On May 24, 2012, at 3:35 PM, Tom Lane wrote:

> Jeff Frost <j...@pgexperts.com> writes:
>> On May 24, 2012, at 3:13 PM, Tom Lane wrote:
>>> Huh.  A bit bigger, but not by that much.  It doesn't seem like this
>>> would be enough to make seqscan performance fall off a cliff, as it
>>> apparently did.  Unless maybe the slightly-bloated catalogs were just a
>>> bit too large to fit in RAM, and so the repeated seqscans went from
>>> finding all their data in kernel disk buffers to finding none of it?
> 
>> Seems unlikely.
>> Server has 128GB of RAM.
> 
> Hm ... sure seems like that ought to be enough ;-), even with a near-2GB
> pg_attribute table.  What's your shared_buffers setting?

It's 8GB.

> 
>> BTW, when I connected to it this time, I had a really long time before my 
>> psql was able to send a query, so it seems to be still broken at least.
> 
> Yeah, I was afraid that re-initdb would be at best a temporary solution.

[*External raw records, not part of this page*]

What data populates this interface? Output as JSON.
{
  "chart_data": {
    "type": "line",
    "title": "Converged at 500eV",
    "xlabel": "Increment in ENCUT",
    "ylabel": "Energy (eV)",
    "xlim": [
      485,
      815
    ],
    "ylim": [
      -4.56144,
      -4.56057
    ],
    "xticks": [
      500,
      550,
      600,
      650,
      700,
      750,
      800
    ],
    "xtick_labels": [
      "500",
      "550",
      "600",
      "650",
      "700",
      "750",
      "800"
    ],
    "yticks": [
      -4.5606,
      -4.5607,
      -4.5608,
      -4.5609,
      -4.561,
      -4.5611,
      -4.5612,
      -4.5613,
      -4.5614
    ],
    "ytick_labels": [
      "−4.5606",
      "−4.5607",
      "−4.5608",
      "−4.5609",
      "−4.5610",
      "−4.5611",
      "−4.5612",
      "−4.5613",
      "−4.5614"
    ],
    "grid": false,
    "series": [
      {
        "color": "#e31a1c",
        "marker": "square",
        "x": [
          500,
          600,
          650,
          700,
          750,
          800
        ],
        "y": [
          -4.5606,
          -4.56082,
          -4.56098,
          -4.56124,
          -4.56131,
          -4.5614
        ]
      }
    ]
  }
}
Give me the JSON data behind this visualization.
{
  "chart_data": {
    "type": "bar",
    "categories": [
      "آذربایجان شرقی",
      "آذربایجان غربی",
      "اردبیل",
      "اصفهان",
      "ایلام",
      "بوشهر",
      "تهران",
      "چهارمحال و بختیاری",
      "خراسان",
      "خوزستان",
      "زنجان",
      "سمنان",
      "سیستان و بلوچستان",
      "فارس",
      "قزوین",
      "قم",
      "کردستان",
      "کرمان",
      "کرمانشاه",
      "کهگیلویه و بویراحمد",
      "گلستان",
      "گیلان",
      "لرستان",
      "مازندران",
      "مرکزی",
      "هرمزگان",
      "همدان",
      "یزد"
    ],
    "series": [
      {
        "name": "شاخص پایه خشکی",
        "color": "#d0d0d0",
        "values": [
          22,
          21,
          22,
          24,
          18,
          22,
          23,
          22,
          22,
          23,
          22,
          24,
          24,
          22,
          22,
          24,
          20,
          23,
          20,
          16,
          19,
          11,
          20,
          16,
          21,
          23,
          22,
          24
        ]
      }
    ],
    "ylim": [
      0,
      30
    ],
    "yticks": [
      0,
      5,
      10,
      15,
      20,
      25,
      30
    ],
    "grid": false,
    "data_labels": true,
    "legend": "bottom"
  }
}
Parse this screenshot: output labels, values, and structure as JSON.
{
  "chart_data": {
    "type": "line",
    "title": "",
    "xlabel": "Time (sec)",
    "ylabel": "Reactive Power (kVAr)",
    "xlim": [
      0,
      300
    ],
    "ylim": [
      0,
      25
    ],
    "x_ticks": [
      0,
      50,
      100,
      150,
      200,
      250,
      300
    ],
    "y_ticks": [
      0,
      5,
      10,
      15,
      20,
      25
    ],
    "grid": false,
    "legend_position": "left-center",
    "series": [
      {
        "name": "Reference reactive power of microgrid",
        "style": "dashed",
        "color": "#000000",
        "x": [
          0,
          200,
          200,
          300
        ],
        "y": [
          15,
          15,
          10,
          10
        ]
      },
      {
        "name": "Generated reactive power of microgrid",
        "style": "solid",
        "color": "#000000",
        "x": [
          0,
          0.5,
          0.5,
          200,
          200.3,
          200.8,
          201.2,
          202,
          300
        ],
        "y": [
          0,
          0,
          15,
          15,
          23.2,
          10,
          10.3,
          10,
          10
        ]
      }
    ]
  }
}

Oh, sorry, I wasn't clear on that.  The currently running system is still 
happy, but the old data directory got stuck in 'startup' for a while when I 
connected via psql.

> 
> It would probably be useful to confirm the theory that relcache rebuild
> is what makes it stall.  You should be able to manually remove the
> pg_internal.init file in the database's directory; then connect with
> psql, and time how long it takes before the pg_internal.init file
> reappears.


So, you're thinking autovac invalidates the cache and causes it to be rebuilt, 
then a bunch of new connections get stalled as they all wait for the rebuild?

I'll see if I can get the customer to move the data directory to a test system 
so I can futz with it on a non production system.